Ein Kurs, der die Nervosität längst eingepreist hat
Der Blick auf die Handelsdaten zeigt, wie stark die Aktie in den vergangenen Wochen unter Druck geraten ist: Der Kurs notiert aktuell rund 33 Prozent unter seinem 52-Wochen-Hoch von 15,25 Euro. Das ist bemerkenswert, wenn man bedenkt, dass die Aktie im Jahresverlauf dennoch ein Plus von 258 Prozent aufweist – ein Hinweis darauf, wie extrem volatil dieser Titel zwischen Euphorie und Ernüchterung pendelt.
Für mich zeigt dieser Abstand zum Hoch, dass der Markt die Unsicherheit rund um GPS bereits teilweise eingepreist hat, ohne dass die eigentliche Studienauswertung überhaupt vorliegt.
Genau hier liegt für mich die eigentliche Krux der aktuellen Lage: Der Markt handelt eine Erwartung, nicht eine Tatsache. Die 80 Todesfälle sind ein prozedurales Ereignis der Studie – kein Beleg für ein schlechteres oder besseres Sicherheitsprofil des Wirkstoffs als vor diesem Meilenstein.
Doch die Reaktion der Aktie und jetzt auch der Kanzleien deutet darauf hin, dass viele Marktteilnehmer dieses Ereignis als Warnsignal lesen, nicht als neutralen Verfahrensschritt.
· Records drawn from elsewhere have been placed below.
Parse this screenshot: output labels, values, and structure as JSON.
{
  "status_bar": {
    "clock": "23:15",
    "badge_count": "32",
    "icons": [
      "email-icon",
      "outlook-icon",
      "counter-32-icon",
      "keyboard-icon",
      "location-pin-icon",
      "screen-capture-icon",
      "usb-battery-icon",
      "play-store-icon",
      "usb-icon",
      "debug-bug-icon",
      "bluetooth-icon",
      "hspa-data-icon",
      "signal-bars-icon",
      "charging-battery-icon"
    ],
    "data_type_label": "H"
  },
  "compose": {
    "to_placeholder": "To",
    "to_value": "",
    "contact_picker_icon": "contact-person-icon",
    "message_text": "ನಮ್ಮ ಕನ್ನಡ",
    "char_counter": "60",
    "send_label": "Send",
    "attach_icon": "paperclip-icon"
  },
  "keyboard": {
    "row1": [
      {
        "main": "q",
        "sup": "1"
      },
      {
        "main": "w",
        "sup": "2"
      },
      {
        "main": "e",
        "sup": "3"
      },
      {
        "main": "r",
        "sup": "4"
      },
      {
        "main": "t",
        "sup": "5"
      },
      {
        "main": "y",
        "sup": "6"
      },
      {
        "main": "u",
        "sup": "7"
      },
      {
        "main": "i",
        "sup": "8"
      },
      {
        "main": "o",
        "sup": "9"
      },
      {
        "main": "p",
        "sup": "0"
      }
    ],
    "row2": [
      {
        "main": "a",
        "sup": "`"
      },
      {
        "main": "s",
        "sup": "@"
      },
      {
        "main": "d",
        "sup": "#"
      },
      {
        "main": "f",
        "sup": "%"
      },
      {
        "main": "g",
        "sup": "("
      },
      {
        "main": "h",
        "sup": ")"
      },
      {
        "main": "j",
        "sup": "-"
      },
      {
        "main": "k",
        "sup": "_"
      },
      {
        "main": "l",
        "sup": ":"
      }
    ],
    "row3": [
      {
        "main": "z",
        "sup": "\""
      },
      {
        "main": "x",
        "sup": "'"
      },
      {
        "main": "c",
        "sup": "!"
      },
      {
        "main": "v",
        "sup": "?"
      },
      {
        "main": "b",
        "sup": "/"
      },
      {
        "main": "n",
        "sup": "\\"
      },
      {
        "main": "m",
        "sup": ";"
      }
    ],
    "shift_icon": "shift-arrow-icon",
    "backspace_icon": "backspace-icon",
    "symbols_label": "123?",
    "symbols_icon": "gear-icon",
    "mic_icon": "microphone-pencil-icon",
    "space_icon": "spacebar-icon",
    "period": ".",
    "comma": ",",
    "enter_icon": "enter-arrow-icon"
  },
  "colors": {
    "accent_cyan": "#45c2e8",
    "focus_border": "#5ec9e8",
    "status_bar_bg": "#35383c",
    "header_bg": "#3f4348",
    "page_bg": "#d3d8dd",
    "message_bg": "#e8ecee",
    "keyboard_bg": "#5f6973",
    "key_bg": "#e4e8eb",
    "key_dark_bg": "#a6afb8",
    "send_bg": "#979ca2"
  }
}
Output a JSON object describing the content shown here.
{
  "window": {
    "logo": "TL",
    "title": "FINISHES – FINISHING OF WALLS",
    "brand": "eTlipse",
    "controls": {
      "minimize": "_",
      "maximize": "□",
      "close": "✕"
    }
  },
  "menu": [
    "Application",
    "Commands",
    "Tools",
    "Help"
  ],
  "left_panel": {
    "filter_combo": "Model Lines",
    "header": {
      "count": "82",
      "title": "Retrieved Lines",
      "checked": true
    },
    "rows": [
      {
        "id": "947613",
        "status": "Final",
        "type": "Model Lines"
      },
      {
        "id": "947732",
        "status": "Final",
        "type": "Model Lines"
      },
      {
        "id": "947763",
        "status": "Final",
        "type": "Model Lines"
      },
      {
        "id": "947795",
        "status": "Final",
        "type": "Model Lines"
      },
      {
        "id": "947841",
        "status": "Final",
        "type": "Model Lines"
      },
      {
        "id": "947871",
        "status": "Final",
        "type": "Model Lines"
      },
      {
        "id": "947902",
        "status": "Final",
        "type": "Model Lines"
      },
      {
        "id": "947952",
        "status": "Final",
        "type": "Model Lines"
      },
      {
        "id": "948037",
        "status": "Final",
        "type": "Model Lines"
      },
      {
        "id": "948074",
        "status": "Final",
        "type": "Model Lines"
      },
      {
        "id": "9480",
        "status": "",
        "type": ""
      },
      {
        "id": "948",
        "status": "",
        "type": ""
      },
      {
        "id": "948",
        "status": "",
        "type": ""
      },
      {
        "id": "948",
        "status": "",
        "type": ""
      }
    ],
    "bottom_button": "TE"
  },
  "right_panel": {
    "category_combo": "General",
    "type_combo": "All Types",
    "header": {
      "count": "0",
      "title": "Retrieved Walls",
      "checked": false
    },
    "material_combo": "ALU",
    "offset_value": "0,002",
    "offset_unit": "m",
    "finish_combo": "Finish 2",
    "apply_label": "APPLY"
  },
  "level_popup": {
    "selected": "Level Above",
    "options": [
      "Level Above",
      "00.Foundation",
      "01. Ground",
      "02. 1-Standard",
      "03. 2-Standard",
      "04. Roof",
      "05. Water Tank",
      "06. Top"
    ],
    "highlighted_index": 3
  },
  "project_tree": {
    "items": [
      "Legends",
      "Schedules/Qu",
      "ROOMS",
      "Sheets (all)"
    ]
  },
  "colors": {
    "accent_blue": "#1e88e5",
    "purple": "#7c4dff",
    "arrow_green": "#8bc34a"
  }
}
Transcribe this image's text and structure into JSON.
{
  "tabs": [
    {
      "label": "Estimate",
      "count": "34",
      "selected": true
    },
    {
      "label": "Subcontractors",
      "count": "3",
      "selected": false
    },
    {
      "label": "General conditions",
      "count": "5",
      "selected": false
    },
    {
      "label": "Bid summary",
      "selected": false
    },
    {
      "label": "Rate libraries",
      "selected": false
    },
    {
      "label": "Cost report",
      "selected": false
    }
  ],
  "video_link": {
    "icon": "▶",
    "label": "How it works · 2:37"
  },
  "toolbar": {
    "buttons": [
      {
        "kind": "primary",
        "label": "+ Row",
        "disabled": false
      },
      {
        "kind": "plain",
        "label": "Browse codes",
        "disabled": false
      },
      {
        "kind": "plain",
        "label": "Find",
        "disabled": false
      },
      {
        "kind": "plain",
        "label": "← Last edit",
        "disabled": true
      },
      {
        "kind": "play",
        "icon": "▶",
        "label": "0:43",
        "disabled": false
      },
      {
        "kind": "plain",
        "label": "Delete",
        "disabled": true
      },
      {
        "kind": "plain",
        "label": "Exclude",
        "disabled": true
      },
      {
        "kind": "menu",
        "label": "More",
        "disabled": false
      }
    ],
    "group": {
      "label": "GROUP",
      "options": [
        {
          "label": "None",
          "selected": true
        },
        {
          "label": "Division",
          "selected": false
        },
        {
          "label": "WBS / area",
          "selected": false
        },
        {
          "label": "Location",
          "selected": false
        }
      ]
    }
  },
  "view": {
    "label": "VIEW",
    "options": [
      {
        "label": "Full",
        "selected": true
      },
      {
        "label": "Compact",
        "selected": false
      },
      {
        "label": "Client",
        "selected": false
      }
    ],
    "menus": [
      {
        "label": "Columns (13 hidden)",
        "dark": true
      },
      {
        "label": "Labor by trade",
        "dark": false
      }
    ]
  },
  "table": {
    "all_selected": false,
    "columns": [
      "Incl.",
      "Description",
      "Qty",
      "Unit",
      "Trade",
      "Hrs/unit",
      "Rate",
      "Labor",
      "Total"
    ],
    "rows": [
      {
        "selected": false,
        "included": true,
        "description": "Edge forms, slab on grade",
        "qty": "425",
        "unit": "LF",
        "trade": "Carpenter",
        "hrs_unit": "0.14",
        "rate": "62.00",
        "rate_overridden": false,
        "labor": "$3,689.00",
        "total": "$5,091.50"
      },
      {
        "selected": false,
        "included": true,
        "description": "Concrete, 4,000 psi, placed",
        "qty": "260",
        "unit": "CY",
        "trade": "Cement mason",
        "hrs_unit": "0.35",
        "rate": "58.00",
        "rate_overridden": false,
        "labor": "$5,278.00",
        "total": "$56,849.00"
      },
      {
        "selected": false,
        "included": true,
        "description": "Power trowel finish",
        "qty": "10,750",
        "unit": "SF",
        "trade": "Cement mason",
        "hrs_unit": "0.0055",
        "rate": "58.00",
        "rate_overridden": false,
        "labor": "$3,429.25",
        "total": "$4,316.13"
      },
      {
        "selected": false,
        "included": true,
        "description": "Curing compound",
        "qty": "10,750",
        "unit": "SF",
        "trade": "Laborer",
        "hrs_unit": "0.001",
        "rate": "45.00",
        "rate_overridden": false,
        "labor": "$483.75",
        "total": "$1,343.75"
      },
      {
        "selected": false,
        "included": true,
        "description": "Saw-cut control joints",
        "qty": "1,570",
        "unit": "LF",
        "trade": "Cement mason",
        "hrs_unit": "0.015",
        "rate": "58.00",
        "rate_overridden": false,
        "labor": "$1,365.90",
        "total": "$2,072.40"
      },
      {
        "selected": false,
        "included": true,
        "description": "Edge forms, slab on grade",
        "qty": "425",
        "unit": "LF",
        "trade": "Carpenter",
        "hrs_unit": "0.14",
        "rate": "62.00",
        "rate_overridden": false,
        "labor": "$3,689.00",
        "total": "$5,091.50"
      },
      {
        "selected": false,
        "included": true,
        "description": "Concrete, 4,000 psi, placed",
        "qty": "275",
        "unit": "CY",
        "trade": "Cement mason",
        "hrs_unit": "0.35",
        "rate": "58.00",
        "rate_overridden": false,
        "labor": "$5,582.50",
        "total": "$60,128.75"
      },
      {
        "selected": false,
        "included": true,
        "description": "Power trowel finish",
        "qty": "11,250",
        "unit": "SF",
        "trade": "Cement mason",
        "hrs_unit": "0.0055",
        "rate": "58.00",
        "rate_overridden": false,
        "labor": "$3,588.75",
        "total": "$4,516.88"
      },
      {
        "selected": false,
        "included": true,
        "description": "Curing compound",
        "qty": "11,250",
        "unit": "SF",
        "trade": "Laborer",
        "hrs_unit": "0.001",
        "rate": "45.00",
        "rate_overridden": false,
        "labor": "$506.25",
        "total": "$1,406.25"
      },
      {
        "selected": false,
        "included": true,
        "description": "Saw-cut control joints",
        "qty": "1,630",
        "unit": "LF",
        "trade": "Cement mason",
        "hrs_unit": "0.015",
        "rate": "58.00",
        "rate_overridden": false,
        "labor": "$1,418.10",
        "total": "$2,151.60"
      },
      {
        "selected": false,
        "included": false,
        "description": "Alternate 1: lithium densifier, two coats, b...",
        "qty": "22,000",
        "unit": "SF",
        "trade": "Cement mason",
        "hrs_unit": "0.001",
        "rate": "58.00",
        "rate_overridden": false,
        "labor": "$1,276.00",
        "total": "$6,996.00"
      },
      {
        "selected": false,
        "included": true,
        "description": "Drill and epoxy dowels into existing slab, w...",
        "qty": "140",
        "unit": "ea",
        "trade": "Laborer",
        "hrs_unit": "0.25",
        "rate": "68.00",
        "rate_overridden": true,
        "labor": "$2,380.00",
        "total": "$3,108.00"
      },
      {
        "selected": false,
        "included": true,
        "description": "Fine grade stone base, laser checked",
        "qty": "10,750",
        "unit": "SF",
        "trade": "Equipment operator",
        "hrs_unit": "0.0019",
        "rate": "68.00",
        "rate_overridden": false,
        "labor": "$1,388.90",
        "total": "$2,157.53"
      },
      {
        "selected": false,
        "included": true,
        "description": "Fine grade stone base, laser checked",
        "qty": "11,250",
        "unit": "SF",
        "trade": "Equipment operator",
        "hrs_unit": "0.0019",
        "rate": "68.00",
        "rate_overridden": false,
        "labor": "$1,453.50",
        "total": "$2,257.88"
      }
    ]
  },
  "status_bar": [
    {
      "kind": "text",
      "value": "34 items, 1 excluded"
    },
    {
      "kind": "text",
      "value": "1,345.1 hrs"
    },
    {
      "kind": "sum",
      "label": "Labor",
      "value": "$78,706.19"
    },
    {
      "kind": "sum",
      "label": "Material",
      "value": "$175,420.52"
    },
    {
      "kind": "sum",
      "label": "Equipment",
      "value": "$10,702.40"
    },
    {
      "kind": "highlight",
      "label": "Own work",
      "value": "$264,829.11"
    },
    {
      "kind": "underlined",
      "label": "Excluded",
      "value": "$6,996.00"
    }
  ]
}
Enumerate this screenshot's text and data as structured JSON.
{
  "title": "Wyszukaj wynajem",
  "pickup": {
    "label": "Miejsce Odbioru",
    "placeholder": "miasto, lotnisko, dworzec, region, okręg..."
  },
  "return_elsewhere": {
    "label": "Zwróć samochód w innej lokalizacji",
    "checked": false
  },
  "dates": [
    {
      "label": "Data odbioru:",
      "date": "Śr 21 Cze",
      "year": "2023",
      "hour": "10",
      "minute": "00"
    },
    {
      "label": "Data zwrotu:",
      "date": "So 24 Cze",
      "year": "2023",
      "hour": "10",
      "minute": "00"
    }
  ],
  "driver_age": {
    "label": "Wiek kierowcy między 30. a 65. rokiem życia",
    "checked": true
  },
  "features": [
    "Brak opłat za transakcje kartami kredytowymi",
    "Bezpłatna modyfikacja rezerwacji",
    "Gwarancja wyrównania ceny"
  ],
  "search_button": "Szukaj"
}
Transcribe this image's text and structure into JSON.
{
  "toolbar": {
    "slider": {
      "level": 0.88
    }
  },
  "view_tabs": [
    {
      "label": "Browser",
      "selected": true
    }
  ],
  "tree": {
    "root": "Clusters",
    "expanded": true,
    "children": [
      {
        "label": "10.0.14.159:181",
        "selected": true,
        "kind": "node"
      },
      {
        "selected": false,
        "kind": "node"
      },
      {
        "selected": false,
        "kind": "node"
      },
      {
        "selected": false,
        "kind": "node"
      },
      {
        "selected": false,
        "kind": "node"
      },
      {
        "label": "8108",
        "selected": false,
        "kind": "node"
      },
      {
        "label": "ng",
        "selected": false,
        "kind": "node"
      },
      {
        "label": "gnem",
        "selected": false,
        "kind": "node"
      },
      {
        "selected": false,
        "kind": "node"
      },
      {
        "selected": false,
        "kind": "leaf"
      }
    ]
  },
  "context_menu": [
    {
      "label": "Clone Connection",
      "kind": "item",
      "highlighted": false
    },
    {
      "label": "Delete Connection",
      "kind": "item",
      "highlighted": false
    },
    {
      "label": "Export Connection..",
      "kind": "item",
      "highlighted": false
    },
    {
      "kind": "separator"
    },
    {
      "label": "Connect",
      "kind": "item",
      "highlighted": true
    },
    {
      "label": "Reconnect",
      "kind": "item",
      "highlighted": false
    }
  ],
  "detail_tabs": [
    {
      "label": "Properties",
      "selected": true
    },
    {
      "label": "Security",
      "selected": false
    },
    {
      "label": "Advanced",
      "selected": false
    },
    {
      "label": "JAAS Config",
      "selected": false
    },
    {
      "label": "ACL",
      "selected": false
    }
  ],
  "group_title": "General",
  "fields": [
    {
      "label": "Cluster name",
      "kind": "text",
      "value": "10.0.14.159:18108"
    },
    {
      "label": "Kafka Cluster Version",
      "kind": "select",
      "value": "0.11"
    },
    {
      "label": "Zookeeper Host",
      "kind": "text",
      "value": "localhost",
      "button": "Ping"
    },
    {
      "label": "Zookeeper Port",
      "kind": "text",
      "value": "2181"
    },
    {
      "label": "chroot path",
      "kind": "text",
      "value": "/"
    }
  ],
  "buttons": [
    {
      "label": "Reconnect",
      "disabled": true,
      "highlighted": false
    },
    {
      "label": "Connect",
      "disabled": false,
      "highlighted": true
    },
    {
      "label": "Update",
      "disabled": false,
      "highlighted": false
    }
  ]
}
Warum ich hier vorsichtig bleibe
Sammelklagen-Untersuchungen sind in der Biotech-Branche kein Einzelfall – das Umfeld rund um Sellas reiht sich ein in eine ganze Serie ähnlicher Fälle bei anderen Wirkstoffentwicklern, deren Studien zuletzt Rückschläge erlitten. Das relativiert die Nachricht ein Stück weit, macht sie aber nicht bedeutungslos.
Für ein Unternehmen, dessen Bewertung stark von einem einzigen Studienprogramm abhängt, wiegt jede Unsicherheit rund um Kommunikation und Transparenz besonders schwer.
Unterm Strich sehe ich bei Sellas Life Sciences derzeit ein Spannungsfeld zwischen hoher spekulativer Fantasie – ablesbar am enormen Kursanstieg der vergangenen zwölf Monate – und einer sich verdichtenden rechtlichen Aufmerksamkeit rund um die Kommunikation zur GPS-Studie. Die anstehende Untersuchung dürfte kurzfristig kaum neue Fakten liefern, sie hält die Aktie aber in einem Zustand erhöhter Nervosität.
Wer in diesem Titel investiert ist, sollte die Ergebnisse der Phase-3-Studie und den Fortgang der anwaltlichen Prüfung als die beiden entscheidenden Katalysatoren im Blick behalten – beide zusammen dürften darüber entscheiden, ob sich die aktuelle Skepsis des Marktes als übertrieben oder als berechtigt erweist.